Il settore primario si è avvalso di fondi straordinari che hanno consentito di accrescere i ricavi e contenere le perdite derivate dalla pandemia, come già evidenziato dai dati di fatturazione elettronica. La quota relativa più elevata di aziende che hanno chiesto e ricevuto aiuti caratterizza il Sud (il 61,7% delle aziende agricole intervistate nella ripartizione) e si mantiene molto vicina alla media nazionale in ogni ripartizione territoriale.

La quota più bassa si registra nel Centro (58%). Una sostanziale omogeneità della quota di aziende che hanno ricevuto contributi pubblici si riscontra anche in funzione della dimensione aziendale.
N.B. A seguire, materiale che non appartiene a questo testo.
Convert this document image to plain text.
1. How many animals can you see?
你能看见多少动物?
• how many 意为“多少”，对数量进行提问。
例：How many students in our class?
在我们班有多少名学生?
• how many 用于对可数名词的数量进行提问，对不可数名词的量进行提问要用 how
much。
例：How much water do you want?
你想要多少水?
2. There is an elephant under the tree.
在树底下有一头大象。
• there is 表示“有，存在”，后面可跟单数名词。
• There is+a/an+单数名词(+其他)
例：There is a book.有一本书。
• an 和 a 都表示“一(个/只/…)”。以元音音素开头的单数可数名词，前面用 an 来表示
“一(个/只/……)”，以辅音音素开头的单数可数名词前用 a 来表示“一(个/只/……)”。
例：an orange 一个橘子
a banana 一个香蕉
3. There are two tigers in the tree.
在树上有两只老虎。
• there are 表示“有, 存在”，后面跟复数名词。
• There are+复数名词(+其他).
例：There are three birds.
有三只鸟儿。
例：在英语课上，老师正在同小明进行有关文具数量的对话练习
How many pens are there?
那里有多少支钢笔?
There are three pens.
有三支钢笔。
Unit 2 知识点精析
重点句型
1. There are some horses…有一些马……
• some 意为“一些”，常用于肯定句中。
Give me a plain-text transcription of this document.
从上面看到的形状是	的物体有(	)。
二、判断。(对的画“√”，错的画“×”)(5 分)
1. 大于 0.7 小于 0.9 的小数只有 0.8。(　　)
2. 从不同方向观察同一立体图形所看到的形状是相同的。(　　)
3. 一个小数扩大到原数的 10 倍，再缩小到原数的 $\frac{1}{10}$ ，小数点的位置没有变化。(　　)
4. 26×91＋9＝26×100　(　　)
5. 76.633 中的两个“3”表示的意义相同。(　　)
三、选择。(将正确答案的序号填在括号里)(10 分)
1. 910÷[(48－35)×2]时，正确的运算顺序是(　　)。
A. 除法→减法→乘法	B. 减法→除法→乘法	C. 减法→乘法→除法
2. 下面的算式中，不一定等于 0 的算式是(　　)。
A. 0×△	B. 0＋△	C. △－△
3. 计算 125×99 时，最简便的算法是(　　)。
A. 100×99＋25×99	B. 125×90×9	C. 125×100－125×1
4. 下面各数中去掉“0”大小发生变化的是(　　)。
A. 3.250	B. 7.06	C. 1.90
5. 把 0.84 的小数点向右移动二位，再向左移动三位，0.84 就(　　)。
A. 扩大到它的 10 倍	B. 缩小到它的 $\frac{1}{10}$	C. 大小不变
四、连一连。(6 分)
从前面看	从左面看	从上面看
Le aziende più piccole (fino a 10 ettari di SAU) hanno ottenuti sussidi nel 61,6% dei casi, quelle più grandi, con superficie compresa tra 50 e 100 ettari, nel 58,1%.

In sintesi, la possibilità di usufruire di sostegno economico straordinario da parte dello Stato è stata molto sfruttata dalle aziende agricole italiane, indipendentemente dalla propria dimensione o localizzazione geografica.

Anche la Commissione europea ha adottato diversi provvedimenti per sostenere gli operatori interessati, tra cui: flessibilità nell’utilizzo degli strumenti finanziari per lo sviluppo rurale (prestiti a tassi d’interesse molto bassi o piani di pagamento convenienti); sostegni finanziari speciali per fronteggiare la pandemia, soprattutto per le piccole aziende agricole; anticipi sui pagamenti della Politica Agricola Comunitaria (PAC) e proroga della scadenza per la presentazione delle domande di pagamento; nulla osta per la possibilità di aiuti di Stato più elevati.